Square screenings of international documentaries and shorts, Italian and foreign guests, jazz music, folk and re-enactments enlivened the square of Palazzo Adriano for three days. “Paradiso Film Fest” tonight closes its doors and does so in the most poetic way, with the inevitable outdoor screening of “New Cinema Paradiso.”
As in Tornatore’s film, the famous square will be transformed into an arena, to share the excitement of outdoor cinema: 30 years after the unforgettable film was released in theaters, an immersive, multisensory experience in the very square that enchanted the Bagheria-based director. Special guests of the evening were the actors Marco Leonardi and Agnese Nano: the interpreters of the characters of Salvatore and Elena arrived yesterday afternoon in the small town of Palermo to attend the screening of the film in its restored version and reveal the most curious behind-the-scenes details of the moments they experienced on the set. It was a real blast from the past, including walks through the streets of the town, visits to museums, and the many encounters during these hours with the many citizens with whom they shared the set and lived together during the months of filming in the late 1980s,
An event strongly desired by the administration of Palazzo Adriano and the mayor, who as a young boy, along with many other citizens, experienced firsthand the experience on the set of Cinema Paradiso as an extra: “A cultural event of great value,” Mayor Nicola Granà tells Magaze. “Through the gaze of the camera, but also through music, we addressed a challenging topic, that of migration: people responded well, appreciated the theme and were glued to their chairs every night, and we were on time with our festival in addressing such a sensitive issue. At this moment in history many of our institutional representatives convey messages of hatred and division among people, but our beautiful square, through the “Paradiso Film Fest,” echoed the values of sharing and being together. In addition,” Granà concludes, “30 years after the theatrical release of Tornatore’s award-winning film, we are dedicating the final evening to our square and to ‘Nuovo Cinema Paradiso’: we already know that it will be a magical moment, an enormous emotion.”

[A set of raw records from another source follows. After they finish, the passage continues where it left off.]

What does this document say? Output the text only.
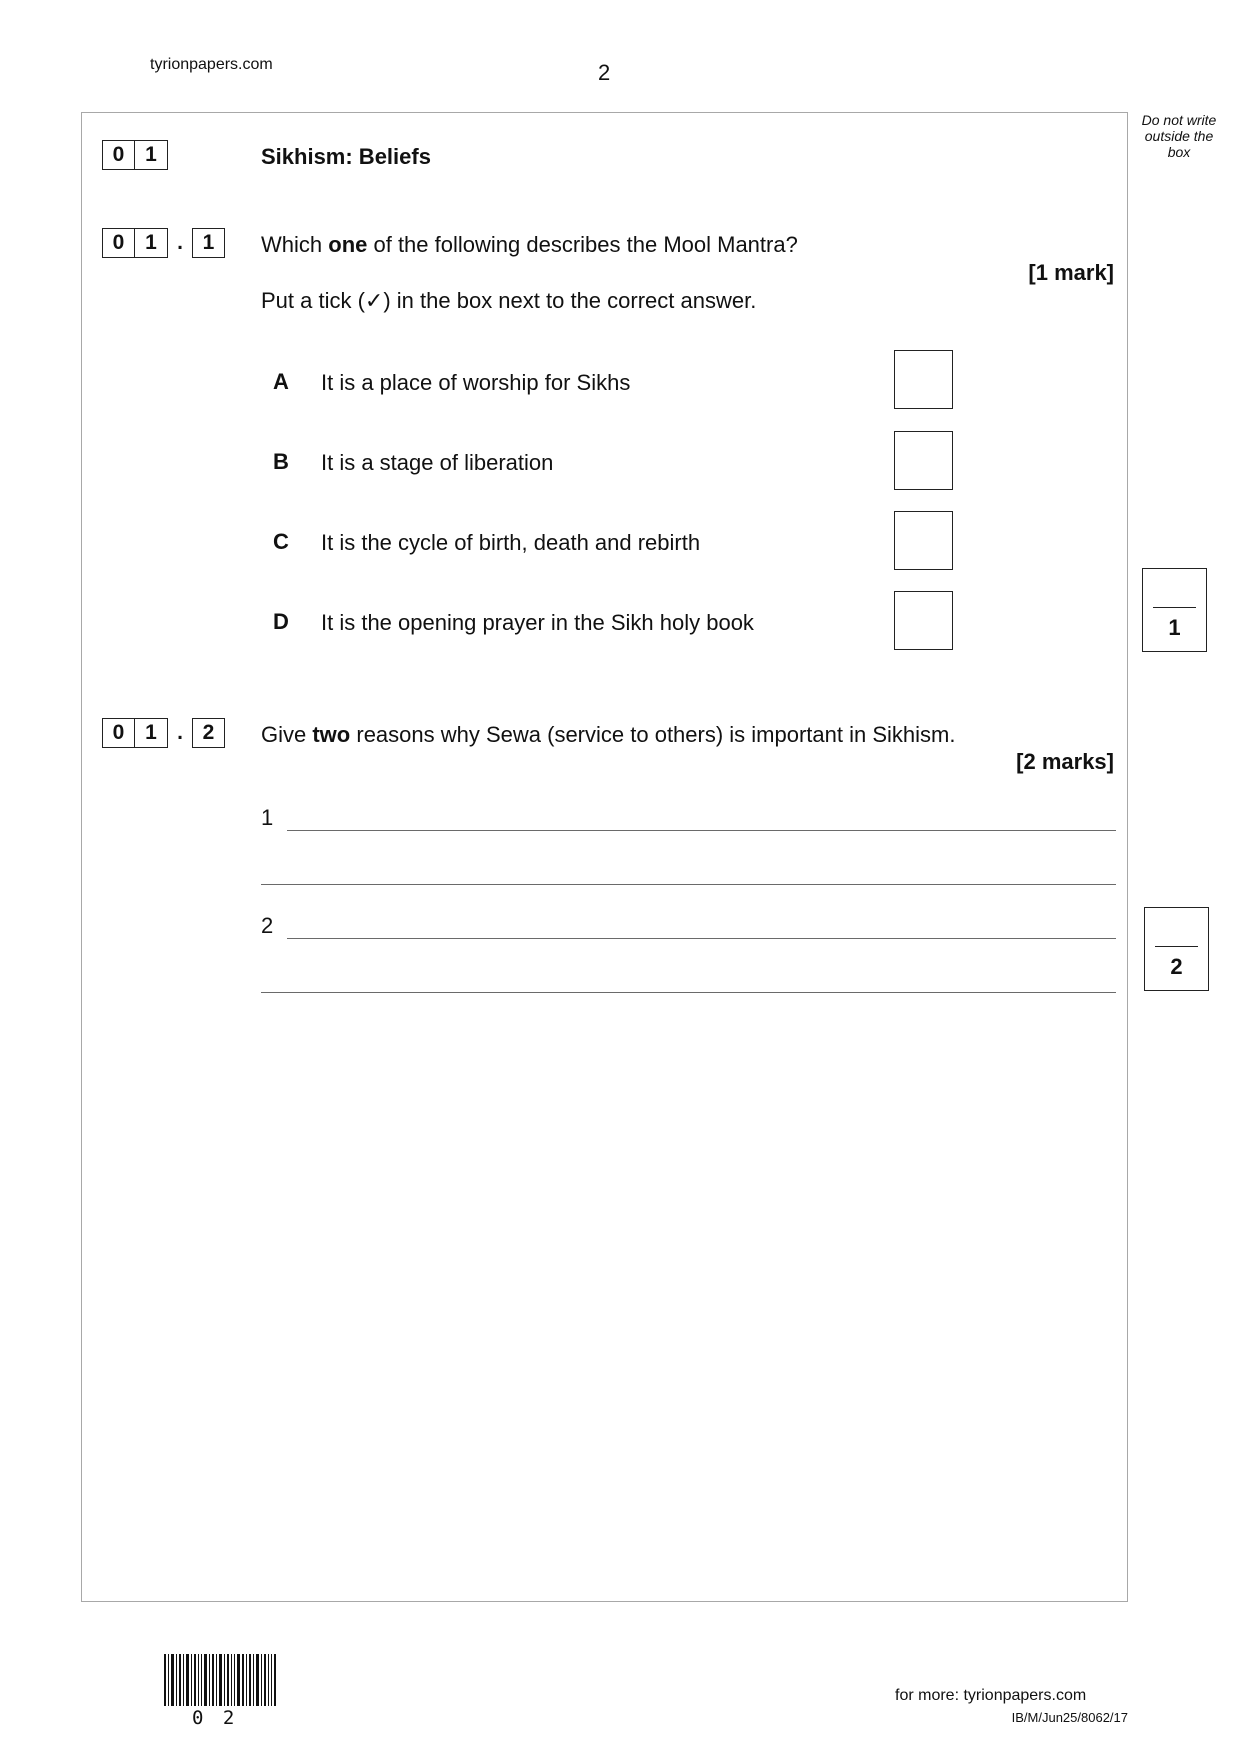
tyrionpapers.com	2
Do not write outside the box
0 1	Sikhism: Beliefs
0 1 . 1	Which one of the following describes the Mool Mantra?
[1 mark]
Put a tick (✓) in the box next to the correct answer.
A It is a place of worship for Sikhs
B It is a stage of liberation
C It is the cycle of birth, death and rebirth
D It is the opening prayer in the Sikh holy book	1
0 1 . 2	Give two reasons why Sewa (service to others) is important in Sikhism.
[2 marks]
1
2
2
0 2
for more: tyrionpapers.com
IB/M/Jun25/8062/17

“The hope of this first edition of the Paradiso Film Fest,” recalled artistic director and Italo-Belgian musician Pierre Vaiana, “was to travel together toward a fantastic utopia: that of knowing how to live together, in tolerance, in respect for every culture, and above all in imagination and creativity. Culture is travel, a journey that takes us through extraordinary sensory paths that completely transform us, a journey that opens our minds, that makes us understand other perceptions. This small country has so much to tell and share in reflecting on the world of today and yesterday, and certainly tomorrow.”
The “Paradise Film Fest” has thus reached the halfway mark. Here are the last appointments of the day with “La Piazza è mia – Piazza in festa”: an afternoon of musical processions with the traditional Sicilian fanfare sung by the historic Alessandro Scarlatti band of Palazzo Adriano, the gathering with the harnessed mules through the streets of the town, organized in honor of the festivities of the Most Holy Crucifix, and the repertoires of carter songs interpreted by Giovanni di Salvo, member and leader of the Bagheria Singers, among the last heirs to the tradition of the elaborate and archaic songs that accompanied the hard work of Sicilian carters. Also in Umberto I Square, the setting that served as the backdrop for the picturesque scene of “U strattu,” the ancient art that saw the women of the village work the tomatoes exposed to the sun on wooden boards, will be reconstructed. An installation dedicated not only to the citizens who lived with director Tornatore and his cast of actors in the late 1980s, becoming part, if only for a few months, of the fascinating world of cinema, but also to photography enthusiasts and instagrammers who will want to enter the scene and immerse themselves in a photographic tour to capture the re-enactment and share it in real time.The film screening, however, is scheduled to begin at 10 p.m.